During our conversation, Kin Leonn waxes lyrical about an idea for a film that includes angels, door portals, a vibrating energy sphere, and the birth and death of the universe. It’s surreal, yet the more he fleshes it out, the more it makes sense. And he already knows how he’d score it: “The soundtrack will sound like Hiroshi Yoshimura’s 1986 ‘Green’ album,” he says, referring to the kankyō ongaku classic.
Fresh from the release of ‘Faraway Vicinity’, Leonn is now in what he describes as a state of “creative transience”: a period of exploration where he is free to experiment. Besides being “really into coding”, he’s currently thinking up alternative graphic notation to accompany his music, exploring making music for installations and spaces, and also writing music with his friend Yeule, a London-based Singaporean cyber pop artist. In his own words, he’s always finding a way that music can make life better – which is even more apt for our current times.
But he also admits that 2020 has been a challenging year. Personal tragedies coupled with the pandemic have renewed his reflections on the meaning of prosperity and contentment. On the account of “2020 being my most emotional year, ever”, he says, his next EP – which is in the works – will be a lot more emotionally visceral than his previous releases.
“Sometimes words fall short in describing the many layers of why we feel what we feel”
These days, you can also find Kin Leonn learning how to literally breathe anew.
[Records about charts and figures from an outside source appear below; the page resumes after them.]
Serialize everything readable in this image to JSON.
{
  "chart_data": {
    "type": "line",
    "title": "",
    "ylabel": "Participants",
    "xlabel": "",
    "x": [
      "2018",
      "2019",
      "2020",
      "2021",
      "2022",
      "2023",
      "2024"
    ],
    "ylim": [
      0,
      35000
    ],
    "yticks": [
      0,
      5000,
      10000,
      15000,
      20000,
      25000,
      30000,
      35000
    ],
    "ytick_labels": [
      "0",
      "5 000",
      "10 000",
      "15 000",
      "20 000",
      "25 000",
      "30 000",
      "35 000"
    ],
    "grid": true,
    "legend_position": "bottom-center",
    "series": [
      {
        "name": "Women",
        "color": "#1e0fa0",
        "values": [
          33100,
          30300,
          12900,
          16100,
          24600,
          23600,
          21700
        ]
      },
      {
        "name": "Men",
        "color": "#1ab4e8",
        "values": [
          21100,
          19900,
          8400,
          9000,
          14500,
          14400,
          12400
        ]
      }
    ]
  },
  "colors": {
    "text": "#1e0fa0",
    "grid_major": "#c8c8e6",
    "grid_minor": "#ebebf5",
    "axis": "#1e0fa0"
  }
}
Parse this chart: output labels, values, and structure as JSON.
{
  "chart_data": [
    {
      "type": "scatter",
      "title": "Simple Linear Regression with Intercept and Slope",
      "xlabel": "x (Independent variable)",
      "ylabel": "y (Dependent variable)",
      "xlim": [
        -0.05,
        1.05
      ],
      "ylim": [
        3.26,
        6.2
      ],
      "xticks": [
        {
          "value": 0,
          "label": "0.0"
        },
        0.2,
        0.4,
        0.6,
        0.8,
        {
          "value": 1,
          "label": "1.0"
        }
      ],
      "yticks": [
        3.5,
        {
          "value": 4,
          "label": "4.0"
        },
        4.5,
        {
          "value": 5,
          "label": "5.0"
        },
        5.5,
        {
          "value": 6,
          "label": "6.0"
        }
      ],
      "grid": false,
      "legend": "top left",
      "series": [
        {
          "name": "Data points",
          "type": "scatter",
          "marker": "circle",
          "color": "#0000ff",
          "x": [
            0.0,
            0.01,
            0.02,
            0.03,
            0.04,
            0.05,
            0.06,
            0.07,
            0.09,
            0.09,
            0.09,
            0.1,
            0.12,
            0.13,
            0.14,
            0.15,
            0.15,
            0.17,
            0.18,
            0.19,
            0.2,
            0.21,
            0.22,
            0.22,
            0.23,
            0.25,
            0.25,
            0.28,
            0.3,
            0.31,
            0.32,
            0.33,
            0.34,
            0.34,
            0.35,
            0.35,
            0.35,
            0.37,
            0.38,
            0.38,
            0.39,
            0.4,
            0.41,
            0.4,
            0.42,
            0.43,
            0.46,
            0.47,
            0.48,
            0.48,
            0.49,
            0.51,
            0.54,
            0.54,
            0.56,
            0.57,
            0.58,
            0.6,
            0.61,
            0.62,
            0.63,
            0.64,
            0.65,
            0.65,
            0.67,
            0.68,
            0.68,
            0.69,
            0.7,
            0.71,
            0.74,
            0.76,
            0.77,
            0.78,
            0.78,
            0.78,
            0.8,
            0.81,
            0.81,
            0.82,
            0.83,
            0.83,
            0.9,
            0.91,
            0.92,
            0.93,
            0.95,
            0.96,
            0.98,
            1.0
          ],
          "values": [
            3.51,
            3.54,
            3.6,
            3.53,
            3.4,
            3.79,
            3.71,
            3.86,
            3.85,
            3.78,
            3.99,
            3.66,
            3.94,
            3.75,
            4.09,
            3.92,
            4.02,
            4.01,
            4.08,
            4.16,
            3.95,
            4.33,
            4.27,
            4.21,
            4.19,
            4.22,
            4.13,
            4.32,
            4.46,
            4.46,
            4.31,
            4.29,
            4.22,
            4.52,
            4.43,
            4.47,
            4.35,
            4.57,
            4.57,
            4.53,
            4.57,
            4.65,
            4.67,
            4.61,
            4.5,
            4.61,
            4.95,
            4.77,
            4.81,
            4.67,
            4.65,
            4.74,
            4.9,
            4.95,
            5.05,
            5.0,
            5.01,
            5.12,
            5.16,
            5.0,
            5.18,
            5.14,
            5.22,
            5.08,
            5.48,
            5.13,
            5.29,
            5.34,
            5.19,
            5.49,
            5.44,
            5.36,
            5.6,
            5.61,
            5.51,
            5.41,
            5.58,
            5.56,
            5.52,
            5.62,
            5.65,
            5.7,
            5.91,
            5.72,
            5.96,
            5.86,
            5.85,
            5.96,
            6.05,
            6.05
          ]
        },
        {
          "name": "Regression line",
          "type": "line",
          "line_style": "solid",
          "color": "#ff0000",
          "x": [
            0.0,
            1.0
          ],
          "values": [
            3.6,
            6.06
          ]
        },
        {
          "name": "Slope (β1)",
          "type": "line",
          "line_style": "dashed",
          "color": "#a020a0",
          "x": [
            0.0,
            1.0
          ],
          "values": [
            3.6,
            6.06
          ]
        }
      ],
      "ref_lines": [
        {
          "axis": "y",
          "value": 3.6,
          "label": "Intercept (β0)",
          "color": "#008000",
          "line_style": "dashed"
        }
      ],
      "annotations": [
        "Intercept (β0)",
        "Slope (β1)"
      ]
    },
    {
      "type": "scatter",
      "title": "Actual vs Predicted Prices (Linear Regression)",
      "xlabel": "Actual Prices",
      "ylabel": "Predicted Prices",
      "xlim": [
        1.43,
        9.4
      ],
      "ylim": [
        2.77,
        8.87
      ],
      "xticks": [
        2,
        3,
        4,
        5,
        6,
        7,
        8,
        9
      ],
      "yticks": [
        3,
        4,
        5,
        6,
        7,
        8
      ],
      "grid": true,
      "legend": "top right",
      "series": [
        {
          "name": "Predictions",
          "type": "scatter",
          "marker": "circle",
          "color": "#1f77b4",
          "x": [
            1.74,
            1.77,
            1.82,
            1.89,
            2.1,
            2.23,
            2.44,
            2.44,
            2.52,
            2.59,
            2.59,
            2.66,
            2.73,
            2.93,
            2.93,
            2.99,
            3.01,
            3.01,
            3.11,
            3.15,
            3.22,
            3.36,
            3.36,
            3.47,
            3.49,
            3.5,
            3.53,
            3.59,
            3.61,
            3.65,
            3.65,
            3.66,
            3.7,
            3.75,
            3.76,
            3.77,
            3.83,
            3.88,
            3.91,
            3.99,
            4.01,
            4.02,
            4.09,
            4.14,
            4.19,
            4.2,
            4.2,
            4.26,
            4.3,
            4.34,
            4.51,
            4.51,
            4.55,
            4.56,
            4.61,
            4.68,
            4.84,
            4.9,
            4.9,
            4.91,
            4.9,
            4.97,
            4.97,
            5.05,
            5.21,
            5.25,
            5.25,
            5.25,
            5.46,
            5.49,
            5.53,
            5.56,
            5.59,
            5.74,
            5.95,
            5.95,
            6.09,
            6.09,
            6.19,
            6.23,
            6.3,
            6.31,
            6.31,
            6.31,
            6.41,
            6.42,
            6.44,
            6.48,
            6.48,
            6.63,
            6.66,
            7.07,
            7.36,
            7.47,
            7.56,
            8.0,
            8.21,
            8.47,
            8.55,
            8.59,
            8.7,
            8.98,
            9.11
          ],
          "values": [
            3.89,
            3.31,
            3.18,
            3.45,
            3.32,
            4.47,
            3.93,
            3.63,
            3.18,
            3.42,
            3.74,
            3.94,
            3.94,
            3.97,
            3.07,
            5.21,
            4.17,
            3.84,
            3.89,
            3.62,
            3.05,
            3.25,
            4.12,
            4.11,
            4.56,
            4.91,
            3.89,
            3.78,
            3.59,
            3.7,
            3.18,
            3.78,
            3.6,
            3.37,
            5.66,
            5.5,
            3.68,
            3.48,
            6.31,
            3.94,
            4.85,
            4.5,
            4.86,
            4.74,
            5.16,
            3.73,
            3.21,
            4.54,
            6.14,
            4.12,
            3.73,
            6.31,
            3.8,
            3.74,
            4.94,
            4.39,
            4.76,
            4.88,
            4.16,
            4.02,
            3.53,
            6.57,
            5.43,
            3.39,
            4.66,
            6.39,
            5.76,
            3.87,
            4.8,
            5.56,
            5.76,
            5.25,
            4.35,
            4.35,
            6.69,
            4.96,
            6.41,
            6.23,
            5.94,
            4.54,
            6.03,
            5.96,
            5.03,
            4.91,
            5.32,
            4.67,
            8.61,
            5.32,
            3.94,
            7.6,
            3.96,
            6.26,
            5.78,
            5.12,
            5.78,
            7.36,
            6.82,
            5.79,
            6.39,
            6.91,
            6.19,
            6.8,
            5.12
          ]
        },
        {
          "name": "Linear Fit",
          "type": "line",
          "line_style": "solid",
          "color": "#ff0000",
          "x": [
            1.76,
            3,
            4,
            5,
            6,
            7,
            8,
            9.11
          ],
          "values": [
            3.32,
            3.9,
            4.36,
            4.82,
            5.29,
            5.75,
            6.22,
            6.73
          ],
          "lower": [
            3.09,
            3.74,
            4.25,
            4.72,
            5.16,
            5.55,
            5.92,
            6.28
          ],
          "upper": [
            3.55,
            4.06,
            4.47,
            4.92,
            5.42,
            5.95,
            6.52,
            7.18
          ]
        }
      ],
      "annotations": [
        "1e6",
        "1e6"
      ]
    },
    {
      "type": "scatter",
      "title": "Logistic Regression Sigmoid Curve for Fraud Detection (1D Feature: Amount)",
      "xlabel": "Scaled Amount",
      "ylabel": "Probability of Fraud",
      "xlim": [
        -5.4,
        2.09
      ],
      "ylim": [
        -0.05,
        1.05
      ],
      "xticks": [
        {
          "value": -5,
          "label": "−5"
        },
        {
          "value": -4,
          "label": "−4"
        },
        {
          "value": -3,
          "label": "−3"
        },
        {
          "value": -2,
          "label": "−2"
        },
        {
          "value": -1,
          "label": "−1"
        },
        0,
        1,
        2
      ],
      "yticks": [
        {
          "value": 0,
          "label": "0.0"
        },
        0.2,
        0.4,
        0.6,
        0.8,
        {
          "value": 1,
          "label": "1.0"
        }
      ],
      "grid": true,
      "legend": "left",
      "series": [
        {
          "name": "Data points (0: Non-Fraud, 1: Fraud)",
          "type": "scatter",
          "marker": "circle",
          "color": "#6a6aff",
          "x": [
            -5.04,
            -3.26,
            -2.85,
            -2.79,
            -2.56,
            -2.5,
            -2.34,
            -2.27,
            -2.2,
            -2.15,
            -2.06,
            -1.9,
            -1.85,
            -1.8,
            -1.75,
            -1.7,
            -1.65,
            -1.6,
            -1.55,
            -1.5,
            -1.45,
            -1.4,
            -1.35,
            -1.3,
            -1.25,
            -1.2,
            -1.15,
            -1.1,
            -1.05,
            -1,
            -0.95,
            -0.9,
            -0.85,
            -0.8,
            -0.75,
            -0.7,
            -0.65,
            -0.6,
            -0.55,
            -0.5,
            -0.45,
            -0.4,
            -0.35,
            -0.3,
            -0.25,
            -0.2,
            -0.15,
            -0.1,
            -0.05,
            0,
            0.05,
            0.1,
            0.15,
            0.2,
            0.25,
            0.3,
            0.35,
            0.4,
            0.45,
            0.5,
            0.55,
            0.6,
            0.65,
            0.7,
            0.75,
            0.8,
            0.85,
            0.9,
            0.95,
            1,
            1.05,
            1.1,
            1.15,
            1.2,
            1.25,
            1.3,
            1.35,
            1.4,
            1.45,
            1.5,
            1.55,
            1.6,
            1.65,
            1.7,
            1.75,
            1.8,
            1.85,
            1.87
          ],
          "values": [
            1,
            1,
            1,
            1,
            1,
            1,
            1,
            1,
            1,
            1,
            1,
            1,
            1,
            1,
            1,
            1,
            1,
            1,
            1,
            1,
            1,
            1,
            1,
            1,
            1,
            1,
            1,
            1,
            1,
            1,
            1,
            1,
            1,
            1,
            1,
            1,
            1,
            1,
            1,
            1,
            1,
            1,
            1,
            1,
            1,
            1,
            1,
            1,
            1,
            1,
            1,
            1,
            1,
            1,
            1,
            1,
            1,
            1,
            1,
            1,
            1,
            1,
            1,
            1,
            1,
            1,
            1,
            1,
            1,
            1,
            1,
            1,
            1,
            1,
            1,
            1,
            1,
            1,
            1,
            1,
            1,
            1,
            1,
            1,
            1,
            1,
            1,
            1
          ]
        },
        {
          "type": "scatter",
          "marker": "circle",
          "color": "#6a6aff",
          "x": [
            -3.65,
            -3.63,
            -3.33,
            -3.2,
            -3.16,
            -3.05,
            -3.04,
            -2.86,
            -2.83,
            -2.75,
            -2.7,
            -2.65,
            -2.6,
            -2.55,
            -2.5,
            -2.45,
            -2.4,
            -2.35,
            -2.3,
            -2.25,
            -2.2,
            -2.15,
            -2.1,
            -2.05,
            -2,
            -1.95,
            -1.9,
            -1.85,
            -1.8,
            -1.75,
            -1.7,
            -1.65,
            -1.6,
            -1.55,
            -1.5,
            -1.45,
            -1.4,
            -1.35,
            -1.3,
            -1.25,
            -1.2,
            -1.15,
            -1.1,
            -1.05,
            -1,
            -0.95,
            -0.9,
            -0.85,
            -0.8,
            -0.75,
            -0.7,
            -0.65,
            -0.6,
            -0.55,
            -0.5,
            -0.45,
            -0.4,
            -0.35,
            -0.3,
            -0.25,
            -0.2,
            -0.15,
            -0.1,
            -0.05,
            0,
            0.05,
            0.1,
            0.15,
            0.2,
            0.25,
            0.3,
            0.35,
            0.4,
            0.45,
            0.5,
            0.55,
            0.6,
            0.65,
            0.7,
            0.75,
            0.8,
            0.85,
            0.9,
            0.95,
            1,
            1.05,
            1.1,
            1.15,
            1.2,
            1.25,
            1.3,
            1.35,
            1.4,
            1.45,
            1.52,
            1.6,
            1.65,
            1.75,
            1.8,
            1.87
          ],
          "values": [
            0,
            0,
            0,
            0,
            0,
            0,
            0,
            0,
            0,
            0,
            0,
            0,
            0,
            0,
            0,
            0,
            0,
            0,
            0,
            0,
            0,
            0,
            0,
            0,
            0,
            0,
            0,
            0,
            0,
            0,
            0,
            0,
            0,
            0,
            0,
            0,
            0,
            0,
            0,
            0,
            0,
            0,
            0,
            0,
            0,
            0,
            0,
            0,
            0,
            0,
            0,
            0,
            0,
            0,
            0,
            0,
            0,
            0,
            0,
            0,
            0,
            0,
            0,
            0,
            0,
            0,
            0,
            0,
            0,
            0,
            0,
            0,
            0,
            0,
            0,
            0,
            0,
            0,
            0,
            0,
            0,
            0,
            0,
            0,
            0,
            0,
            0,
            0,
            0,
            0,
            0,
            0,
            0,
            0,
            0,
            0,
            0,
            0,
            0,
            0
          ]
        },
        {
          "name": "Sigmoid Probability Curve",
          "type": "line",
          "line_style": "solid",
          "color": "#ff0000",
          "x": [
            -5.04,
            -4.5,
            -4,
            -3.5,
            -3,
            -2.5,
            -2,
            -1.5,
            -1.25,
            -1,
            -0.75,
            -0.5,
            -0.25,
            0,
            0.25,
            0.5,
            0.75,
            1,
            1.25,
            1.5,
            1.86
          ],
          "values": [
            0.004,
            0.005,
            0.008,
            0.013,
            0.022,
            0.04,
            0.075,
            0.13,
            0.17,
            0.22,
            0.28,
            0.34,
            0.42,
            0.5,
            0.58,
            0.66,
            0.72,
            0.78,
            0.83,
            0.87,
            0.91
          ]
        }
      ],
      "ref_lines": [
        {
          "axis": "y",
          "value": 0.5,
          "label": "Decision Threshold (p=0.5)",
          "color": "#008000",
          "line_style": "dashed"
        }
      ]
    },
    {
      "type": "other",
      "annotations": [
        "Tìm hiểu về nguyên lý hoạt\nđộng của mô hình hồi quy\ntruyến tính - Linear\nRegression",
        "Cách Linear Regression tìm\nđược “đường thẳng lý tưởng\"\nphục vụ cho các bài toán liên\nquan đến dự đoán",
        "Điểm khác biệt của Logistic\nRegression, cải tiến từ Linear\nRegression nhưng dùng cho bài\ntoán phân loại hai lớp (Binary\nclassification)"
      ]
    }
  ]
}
In February, he became a believer in the breathing method extolled by Dutch endurance athlete Wim Hof. Now, he swears by how it alleviates his anxieties and worries, and fills him with acceptance towards things beyond his control.
“It’s such an important space for me to reset and refresh my priorities. I take a walk out to the park and sit on the same bench every evening, hyperventilating like a madman. I don’t care how I look though, because after about seven to eight cycles of breathing, I’m basically floating,” he says. “Seriously, try it.”